Using MRIs for pets is a natural step, he said, as the public becomes more educated about the technology, which uses powerful magnets directed at specific parts of the body to generate computer images that look a bit like X-rays. He estimated that only 30 to 40 veterinary programs around the nation are using conventional MRI systems — the kind made for people — to scan animals.

ALAN BERNER / THE SEATTLE TIMES
Casey is prepped for the procedure.

Lynnwood's MRI specialist, pet neurologist Sean Sanders, recently earned a doctorate at WSU. When the local medical center offered him a job, he said he needed an MRI system to do it right. So now he has one, purchased secondhand from Georgia in early 2003.

Now he performs 30 to 40 MRIs a month on animals brought from as far away as Alaska.

On Thursday, Sanders had a lengthy list of patients scheduled for MRIs, starting with Scruffy, a 10-year-old terrier mix. The Arlington dog clearly had serious back problems, with a tendency to fall and difficulty standing up.

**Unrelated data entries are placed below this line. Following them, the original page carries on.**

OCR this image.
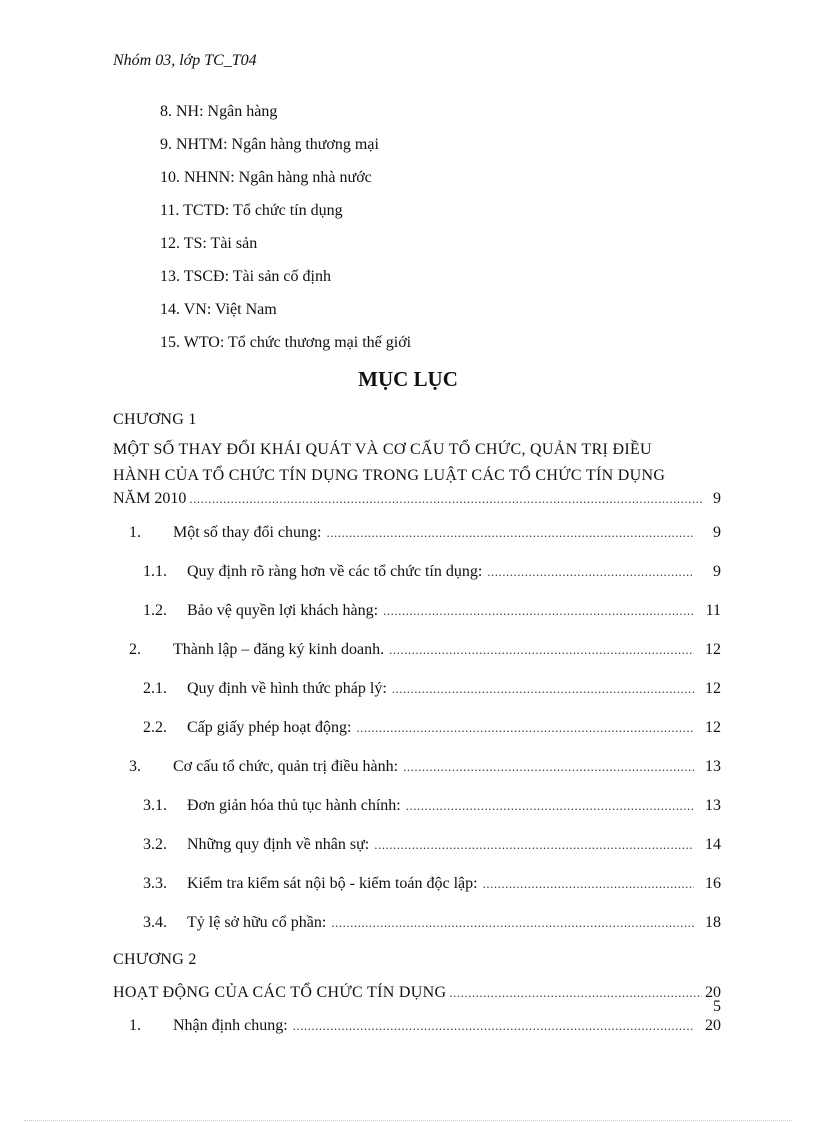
Nhóm 03, lớp TC_T04
8. NH: Ngân hàng
9. NHTM: Ngân hàng thương mại
10. NHNN: Ngân hàng nhà nước
11. TCTD: Tổ chức tín dụng
12. TS: Tài sản
13. TSCĐ: Tài sản cố định
14. VN: Việt Nam
15. WTO: Tổ chức thương mại thế giới
MỤC LỤC
CHƯƠNG 1
MỘT SỐ THAY ĐỔI KHÁI QUÁT VÀ CƠ CẤU TỔ CHỨC, QUẢN TRỊ ĐIỀU
HÀNH CỦA TỔ CHỨC TÍN DỤNG TRONG LUẬT CÁC TỔ CHỨC TÍN DỤNG
NĂM 2010 .....	9
1.	Một số thay đổi chung: .....	9
1.1.	Quy định rõ ràng hơn về các tổ chức tín dụng: .....	9
1.2.	Bảo vệ quyền lợi khách hàng: .....	11
2.	Thành lập – đăng ký kinh doanh. .....	12
2.1.	Quy định về hình thức pháp lý: .....	12
2.2.	Cấp giấy phép hoạt động: .....	12
3.	Cơ cấu tổ chức, quản trị điều hành: .....	13
3.1.	Đơn giản hóa thủ tục hành chính: .....	13
3.2.	Những quy định về nhân sự: .....	14
3.3.	Kiểm tra kiểm sát nội bộ - kiểm toán độc lập: .....	16
3.4.	Tỷ lệ sở hữu cổ phần: .....	18
CHƯƠNG 2
HOẠT ĐỘNG CỦA CÁC TỔ CHỨC TÍN DỤNG .....	20
1.	Nhận định chung: .....	20
5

Dogs with short legs and long bodies are susceptible to bulging or slipped disks, Sanders said, but the problem also could be cancer or an infection of the bones. The MRI would pinpoint the ailment.

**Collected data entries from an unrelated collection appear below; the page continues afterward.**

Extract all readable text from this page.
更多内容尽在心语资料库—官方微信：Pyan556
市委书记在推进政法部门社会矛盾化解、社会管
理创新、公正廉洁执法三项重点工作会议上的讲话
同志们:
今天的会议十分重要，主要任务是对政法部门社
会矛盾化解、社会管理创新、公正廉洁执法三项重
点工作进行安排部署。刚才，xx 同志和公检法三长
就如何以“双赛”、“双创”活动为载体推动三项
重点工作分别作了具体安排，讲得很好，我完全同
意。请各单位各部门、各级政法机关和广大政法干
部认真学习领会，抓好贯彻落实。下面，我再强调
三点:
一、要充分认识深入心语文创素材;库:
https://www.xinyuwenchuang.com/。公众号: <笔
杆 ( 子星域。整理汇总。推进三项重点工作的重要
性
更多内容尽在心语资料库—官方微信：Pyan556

Technicians gently prepared Scruffy for his medical test, inserting a catheter for an IV tube into his right front paw and then slipping a tube into his throat, to deliver a mix of oxygen and anesthetics to his lungs.

Then a device to measure his vital signs was clipped to his tongue, and his heart rate and blood-oxygenation data popped up on a small monitor.

Soon it was time to carry Scruffy through a side door to the MRI trailer parked outside the medical center, shielded from public view by paneling that matches the building.

He was carefully placed on his back atop a hot-water blanket, with vinyl-covered sandbags lined up on each side to keep him still. A fleece blanket topped him, to keep him cozy in his sleep. Then he was slipped inside the Philips Gyroscan T5, a door sealing off that half of the trailer closed, and the testing began.

When the first images showed up on the computer monitors, the source of Scruffy's back pain and stiffness became obvious. Virtually every disk along Scruffy's spine was bulging or blown. Sanders tapped his fingers on the images, which looked solid black, and compared them with a healthier dog's MRI on an adjacent computer monitor.

An MRI's magnet is a superconductor, spinning in a bath of liquid helium at 4 degrees above absolute zero. Sanders explained that humans — and dogs — are composed mostly of water, which in turn contains hydrogen. The magnet makes the hydrogen atoms' electrons spin in a specific direction, and then a pulse of energy disrupts the magnetic field and they fall out of sync.

The MRI scanner detects the energy given off when the electrons' orbits change, he said, and assembles the data to create an image of the body's tissues.

Once the MRI tells its story, the punch line can vary dramatically.

As technicians began to prepare Pookie, a large black cat with neck trouble, Sanders called Scruffy's owner. He gently but matter-of-factly explained his findings, stressing that disk surgery — which would cost an additional $2,500 to $3,000 — might not relieve the dog's back pain.

"This is not a case where I can say, 'Boom, this is the problem, and if I fix it, everything will be better,' " he said.

By day's end, Sanders said, the owner decided to have Scruffy euthanized.

Casey's owner got similar bad news — with an identical price tag — the same afternoon. With five bad disks in his neck, surgery might not help the pug. Bayer decided to take his dog home and try nonsurgical treatments.

Sanders said he hears a lot of people scoff at the notion of spending $5,000 on a dog's brain surgery.

"Well, how can anyone spend $50,000 on a Hummer? It's all perceived value," Sanders said. "For a family member, people would spend all the money in the world, if they had it."